El investigador es uno de los pioneros de las técnicas para intervenir en el cerebro de los ratones para cambiar sus recuerdos
La memoria es un don que viene con un látigo. Permite revivir el pasado y sobre esa capacidad se construye nuestra identidad, pero también puede amarrarnos a recuerdos traumáticos que nos amarguen la vida. Sin la memoria, además, no es posible imaginar cosas que aún no hemos vivido. “Memoria e imaginación son caras de la misma moneda”, dice Steve Ramírez (Everett, Massachusetts, 37 años), investigador de la Universidad de Boston. “Lo sabemos porque si te ponemos en un MRI (imagen por resonancia magnética) y recuerdas algo de tu infancia, vemos un patrón de actividad, y si te pedimos imaginar escenario futuro —volver a casa esta noche y cenar, por ejemplo— aparecen activadas las mismas áreas”, añade.

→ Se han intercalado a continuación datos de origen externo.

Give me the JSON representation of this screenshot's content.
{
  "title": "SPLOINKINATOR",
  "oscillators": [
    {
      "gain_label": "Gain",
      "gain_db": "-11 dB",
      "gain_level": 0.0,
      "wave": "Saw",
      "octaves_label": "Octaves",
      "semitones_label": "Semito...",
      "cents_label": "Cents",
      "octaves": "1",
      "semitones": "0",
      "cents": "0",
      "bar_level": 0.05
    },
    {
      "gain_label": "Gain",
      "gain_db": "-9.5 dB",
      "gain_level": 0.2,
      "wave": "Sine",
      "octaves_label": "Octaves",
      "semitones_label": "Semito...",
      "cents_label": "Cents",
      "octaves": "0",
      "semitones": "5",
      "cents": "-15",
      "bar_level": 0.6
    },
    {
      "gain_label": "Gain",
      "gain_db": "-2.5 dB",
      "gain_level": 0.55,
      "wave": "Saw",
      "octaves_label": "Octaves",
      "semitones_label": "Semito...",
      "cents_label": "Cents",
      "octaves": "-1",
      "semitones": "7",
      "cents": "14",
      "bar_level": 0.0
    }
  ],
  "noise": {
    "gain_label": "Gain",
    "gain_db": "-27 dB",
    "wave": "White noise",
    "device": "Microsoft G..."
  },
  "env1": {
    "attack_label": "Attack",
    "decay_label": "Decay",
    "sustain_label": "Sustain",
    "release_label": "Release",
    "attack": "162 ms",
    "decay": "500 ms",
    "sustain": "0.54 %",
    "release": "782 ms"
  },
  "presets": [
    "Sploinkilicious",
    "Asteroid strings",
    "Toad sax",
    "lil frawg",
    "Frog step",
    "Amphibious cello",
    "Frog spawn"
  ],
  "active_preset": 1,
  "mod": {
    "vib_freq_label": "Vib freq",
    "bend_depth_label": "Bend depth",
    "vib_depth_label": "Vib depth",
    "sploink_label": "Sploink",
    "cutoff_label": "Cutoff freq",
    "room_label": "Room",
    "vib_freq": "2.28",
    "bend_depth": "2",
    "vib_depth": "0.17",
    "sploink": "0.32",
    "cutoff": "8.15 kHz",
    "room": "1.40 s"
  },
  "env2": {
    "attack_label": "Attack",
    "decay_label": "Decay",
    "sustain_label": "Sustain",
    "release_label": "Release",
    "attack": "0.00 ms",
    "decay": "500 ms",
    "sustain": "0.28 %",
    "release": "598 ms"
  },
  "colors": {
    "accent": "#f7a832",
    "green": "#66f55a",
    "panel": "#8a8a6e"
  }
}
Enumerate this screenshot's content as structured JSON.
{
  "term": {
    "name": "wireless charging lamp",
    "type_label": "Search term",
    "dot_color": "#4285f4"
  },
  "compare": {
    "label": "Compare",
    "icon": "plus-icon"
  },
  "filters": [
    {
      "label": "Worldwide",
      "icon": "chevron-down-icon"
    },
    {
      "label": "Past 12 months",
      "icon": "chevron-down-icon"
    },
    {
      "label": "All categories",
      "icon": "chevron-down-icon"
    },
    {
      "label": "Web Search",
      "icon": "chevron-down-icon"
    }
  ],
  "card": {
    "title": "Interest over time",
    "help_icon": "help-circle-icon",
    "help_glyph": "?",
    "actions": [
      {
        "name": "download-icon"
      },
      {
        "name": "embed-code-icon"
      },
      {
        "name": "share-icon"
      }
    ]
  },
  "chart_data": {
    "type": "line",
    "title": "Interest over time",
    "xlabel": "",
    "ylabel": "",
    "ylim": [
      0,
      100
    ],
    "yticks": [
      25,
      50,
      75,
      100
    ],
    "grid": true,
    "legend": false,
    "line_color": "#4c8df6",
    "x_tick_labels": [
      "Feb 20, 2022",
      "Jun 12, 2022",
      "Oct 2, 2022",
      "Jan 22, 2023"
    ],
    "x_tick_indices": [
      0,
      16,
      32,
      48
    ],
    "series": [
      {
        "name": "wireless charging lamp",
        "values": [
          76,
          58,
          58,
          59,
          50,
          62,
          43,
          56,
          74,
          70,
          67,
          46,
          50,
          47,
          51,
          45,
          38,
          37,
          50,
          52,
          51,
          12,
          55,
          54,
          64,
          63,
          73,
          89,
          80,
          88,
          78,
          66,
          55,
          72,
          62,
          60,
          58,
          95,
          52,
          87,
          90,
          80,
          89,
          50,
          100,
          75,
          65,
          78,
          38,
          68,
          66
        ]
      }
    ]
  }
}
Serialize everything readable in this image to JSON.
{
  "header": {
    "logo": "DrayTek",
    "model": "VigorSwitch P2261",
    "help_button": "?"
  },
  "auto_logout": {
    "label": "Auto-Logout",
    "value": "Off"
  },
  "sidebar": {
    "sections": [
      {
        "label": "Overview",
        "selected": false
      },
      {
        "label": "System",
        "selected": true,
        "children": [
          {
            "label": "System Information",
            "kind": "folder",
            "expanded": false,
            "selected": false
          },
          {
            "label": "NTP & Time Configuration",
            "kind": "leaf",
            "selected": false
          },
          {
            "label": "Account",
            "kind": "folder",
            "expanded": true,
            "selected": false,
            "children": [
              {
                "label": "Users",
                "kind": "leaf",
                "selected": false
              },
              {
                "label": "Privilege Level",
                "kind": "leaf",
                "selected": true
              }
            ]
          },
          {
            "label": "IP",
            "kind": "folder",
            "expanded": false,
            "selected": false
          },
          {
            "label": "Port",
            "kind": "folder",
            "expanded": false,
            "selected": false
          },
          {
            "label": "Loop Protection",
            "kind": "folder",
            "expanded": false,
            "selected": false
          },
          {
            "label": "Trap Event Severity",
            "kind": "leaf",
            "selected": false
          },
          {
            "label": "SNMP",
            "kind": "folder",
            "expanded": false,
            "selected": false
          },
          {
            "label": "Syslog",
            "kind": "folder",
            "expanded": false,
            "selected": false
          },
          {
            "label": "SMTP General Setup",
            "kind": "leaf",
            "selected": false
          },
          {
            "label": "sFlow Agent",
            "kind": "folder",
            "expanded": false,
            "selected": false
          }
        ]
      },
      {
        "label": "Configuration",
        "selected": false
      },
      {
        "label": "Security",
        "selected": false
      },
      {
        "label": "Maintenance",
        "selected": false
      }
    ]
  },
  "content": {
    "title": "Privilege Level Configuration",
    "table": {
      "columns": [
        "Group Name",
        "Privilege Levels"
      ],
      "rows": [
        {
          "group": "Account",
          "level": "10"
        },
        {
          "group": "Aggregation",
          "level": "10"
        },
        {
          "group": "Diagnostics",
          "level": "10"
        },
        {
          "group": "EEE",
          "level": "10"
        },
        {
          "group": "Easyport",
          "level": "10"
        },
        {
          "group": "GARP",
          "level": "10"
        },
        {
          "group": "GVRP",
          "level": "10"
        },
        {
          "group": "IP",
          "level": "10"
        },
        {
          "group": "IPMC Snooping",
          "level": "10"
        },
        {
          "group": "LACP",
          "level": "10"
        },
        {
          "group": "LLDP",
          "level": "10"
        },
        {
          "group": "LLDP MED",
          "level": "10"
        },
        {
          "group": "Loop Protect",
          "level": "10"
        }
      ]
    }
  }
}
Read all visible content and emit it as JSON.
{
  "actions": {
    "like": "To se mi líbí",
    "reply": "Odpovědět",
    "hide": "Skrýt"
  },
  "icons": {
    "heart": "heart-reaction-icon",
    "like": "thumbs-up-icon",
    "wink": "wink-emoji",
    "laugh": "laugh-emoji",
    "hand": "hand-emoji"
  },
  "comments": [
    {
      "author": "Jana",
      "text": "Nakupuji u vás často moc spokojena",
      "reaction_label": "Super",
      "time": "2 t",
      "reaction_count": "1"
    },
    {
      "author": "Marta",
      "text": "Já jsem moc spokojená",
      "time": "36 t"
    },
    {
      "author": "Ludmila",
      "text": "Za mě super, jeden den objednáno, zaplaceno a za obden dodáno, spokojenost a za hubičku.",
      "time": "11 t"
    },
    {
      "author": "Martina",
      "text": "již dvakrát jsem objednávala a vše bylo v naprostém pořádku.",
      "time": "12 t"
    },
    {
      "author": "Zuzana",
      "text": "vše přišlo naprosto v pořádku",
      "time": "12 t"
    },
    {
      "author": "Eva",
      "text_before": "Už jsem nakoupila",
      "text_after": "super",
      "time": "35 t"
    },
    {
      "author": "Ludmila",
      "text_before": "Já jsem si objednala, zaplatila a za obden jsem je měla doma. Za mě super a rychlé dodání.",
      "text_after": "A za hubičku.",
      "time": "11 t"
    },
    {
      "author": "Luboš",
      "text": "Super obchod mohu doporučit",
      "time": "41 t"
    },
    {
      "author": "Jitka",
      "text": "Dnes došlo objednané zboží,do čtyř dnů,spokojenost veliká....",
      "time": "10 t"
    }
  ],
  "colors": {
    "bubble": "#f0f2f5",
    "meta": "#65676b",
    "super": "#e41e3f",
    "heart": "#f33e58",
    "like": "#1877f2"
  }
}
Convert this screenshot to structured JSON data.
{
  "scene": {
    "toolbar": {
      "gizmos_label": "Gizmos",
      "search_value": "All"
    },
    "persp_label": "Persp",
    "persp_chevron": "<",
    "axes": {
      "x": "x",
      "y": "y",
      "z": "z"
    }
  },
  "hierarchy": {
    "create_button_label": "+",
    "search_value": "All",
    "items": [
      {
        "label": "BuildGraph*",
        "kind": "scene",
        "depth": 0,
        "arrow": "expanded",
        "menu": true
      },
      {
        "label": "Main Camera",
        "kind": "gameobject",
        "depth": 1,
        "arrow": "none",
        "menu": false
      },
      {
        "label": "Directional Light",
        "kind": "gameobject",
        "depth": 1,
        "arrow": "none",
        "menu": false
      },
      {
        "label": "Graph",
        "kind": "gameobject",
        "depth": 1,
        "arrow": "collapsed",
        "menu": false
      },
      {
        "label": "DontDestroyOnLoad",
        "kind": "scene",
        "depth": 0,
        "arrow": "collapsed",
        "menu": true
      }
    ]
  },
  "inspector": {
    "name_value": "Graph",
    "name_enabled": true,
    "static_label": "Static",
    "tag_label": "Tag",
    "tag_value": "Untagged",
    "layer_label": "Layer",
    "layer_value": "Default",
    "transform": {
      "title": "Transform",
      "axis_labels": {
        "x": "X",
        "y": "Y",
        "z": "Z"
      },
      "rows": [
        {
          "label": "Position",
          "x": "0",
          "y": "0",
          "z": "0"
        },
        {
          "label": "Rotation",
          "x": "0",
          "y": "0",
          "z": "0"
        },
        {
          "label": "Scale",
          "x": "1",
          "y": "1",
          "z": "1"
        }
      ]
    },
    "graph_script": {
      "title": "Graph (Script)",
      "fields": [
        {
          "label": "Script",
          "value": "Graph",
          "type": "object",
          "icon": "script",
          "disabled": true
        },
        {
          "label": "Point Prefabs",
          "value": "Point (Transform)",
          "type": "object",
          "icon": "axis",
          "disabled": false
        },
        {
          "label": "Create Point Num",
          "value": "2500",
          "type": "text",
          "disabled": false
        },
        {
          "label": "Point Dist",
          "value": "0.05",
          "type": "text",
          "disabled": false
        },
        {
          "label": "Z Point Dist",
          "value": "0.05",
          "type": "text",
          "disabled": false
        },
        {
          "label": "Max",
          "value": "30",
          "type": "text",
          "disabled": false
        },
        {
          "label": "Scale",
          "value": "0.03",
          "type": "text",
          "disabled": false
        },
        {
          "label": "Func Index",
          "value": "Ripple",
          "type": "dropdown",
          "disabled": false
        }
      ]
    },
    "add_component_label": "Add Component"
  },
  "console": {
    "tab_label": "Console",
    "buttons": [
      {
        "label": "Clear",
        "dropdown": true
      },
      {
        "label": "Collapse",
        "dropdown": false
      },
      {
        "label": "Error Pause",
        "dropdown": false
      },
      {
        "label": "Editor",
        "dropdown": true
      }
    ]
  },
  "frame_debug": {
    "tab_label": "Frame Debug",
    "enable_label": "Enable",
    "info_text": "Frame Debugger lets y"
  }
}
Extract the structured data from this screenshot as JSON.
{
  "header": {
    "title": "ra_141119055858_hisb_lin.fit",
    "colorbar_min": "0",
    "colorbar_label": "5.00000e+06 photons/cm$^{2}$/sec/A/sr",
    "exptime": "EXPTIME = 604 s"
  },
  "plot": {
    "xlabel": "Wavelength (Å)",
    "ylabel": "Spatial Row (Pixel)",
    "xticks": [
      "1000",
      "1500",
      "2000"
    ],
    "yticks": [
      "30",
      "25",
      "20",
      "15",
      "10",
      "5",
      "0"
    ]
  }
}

Hace un siglo se planteó que toda experiencia deja un cambio físico en el cerebro que puede medirse, lo que se bautizó como engrama. Esos cambios suceden cuando aprendemos algo y acceder a esas modificaciones es lo que experimentamos como memoria. Pero la definición de aquella sustancia que servía de base a la memoria era ambigua. En 2011, cuando trabajaba en el laboratorio del nobel Susumu Tonegawa en el MIT, logró, junto a su compañero Xu Liu, reactivar una memoria de pánico en un ratón manipulando un grupo específico de neuronas en el hipocampo del animal. Primero etiquetaron las células que se activaban cuando el roedor recibía una descarga eléctrica en un contexto. Días después, en un entorno totalmente distinto, activaron el grupo de neuronas marcado utilizando optogenética, y el ratón se quedó paralizado por el miedo sin ningún otro estímulo externo. Esto probó que podían “encender” una memoria de manera precisa y hacer que el animal la experimentara.